Eğer, başbakanımızın beyanı bir kızgınlık anında söylenmiş sözler ise konuyu unutalım mı? Ben unutmaktan ziyade, başbakanımızı izlemeye devam edelim önerisinde bulunacağım. Açıklayayım: Görebildiğim kadarıyla Başbakanımızın zihni yapısını cemiyet değil, cemaaat anlayışı şekillendirmektedir. Cemaat anlayışında ön planda gelen birey değil, topluluktur. Herkes için eşit derecede geçerli evrensel kurallar yerine, gruplara dönük, özel, rasyonellikten uzak kurallar geçerlidir. Kişinin kimlerden olduğu, mensup olduğu grubun özellikleri ve benzeri nitelikler onun toplumdaki yerini belirler. Cemaat üyesinin birey olarak sahip olduğu haklar ve özgürlükler pek anlamlı gözükmezler. Herkesin aynı niteliklere sahip olduğu, ortak değerleri aynen paylaştığı anlayışı peşin kabul görür.

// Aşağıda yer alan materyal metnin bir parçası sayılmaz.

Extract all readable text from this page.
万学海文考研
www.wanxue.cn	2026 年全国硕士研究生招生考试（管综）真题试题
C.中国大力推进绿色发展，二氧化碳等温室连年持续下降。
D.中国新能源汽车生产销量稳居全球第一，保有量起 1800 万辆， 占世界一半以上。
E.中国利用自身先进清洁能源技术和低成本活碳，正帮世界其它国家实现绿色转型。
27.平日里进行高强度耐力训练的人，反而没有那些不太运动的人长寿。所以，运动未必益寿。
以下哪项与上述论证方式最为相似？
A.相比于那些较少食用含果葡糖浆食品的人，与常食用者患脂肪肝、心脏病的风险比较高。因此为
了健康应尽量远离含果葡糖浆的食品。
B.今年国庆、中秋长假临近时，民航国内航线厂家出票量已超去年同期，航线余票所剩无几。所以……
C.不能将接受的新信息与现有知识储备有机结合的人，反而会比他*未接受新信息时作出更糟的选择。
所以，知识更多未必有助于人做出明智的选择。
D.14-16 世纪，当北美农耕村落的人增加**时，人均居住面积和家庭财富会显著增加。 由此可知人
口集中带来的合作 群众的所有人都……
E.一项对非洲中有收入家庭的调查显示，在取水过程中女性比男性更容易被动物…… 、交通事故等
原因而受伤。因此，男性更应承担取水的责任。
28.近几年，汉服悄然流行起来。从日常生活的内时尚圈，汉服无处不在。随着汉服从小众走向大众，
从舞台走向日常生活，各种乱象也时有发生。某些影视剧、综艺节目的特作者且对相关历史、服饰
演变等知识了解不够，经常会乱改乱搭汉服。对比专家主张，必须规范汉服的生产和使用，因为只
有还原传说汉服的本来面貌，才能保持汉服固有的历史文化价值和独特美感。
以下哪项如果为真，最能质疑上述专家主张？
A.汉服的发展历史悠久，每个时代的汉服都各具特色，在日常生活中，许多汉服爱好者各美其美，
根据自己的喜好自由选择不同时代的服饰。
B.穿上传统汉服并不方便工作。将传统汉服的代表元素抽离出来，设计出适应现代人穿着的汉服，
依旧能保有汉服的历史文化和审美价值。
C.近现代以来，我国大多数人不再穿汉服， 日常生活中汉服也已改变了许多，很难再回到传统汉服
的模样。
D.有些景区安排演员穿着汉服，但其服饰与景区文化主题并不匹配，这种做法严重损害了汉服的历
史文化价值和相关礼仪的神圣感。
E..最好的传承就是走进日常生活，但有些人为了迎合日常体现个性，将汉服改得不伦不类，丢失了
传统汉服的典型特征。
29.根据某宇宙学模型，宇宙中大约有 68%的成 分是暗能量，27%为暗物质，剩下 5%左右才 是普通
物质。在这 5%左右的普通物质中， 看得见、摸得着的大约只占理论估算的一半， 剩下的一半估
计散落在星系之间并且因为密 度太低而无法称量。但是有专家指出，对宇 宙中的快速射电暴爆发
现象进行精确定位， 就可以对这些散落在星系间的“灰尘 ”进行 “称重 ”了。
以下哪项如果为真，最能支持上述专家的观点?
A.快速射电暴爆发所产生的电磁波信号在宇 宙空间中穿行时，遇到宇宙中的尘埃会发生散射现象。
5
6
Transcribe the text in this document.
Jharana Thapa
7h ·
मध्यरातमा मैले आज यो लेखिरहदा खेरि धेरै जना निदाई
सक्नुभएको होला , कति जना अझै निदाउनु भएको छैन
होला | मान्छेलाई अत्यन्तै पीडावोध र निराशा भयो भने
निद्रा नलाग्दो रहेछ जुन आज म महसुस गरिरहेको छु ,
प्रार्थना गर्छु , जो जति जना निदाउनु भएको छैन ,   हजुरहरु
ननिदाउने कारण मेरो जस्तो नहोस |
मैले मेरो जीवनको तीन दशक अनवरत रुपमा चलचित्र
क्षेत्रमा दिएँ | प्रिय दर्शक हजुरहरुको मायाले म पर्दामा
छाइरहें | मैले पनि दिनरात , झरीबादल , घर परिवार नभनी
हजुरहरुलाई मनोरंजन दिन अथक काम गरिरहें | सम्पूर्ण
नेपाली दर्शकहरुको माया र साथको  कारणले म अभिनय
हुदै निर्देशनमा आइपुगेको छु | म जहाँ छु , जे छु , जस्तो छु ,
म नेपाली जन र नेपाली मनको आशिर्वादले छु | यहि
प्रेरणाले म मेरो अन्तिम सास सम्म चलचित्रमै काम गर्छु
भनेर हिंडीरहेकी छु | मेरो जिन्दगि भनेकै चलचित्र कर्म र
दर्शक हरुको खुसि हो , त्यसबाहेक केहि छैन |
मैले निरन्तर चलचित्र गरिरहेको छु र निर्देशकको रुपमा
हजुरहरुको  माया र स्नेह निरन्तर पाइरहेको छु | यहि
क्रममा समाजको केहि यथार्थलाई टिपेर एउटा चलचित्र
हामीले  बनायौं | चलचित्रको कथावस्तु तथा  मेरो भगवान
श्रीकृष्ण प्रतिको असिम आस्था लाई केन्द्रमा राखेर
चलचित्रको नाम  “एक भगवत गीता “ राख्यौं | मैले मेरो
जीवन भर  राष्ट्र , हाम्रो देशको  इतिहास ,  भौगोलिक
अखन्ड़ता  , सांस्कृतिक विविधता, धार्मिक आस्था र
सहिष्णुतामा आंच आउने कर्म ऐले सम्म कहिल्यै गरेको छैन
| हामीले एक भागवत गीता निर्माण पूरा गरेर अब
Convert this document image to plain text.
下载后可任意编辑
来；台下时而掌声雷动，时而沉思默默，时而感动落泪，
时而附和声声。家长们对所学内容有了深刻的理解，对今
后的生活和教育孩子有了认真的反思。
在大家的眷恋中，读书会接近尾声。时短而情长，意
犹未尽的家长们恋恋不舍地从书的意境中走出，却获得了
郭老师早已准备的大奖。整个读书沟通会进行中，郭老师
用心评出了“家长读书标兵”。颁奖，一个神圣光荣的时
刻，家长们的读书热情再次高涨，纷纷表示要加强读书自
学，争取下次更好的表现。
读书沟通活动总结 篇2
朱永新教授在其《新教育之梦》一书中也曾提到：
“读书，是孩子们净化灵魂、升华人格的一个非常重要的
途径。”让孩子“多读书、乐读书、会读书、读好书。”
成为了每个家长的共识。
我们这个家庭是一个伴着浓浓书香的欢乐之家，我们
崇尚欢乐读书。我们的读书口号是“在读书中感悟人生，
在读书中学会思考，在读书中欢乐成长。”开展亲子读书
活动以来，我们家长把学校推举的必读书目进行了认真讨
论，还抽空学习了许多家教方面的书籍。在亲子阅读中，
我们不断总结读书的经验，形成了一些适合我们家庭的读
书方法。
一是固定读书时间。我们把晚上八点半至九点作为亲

Örneğin, cemiyet ortamında dini inanç ve gereklerinin yerine getirilmesi bireyin iradesine bırakılmış gözükürken, cemaat ortamında kişinin dini vecibelerini yerine getirip getirmediğini denetleme ve yerine getirmeyenlere yaptırım getirmeyi cemaat iş edinebilir. Bunu yapmakta bir sakınca görmeyebilir. Ya da cemiyet anlayışında bireyler arasında inanç farkları olabileceği, hatta aynı inançta olduğu söylenenlerin bile bunu farklı biçimlerde yorumlayabileceği, dolaysıyla din öğretiminin aileye bırakılmasının uygun olacağı anlayışı daha kolay kabul görürken, cemaatçi ortamda “Canım, nasıl olsa hepimiz Müslüman değil miyiz, çocuklarımızın okulda dinlerini öğrenmesi fena mı olur” türünden zorlamalar tabii karşılanır. Ya da, örneğin, herkesin oruç tutacağı veri kabul edilerek, Ramazan’da hiçbir yerde kahvaltı ve öğle yemeğinin verilmemesi tabii karşılanabilir.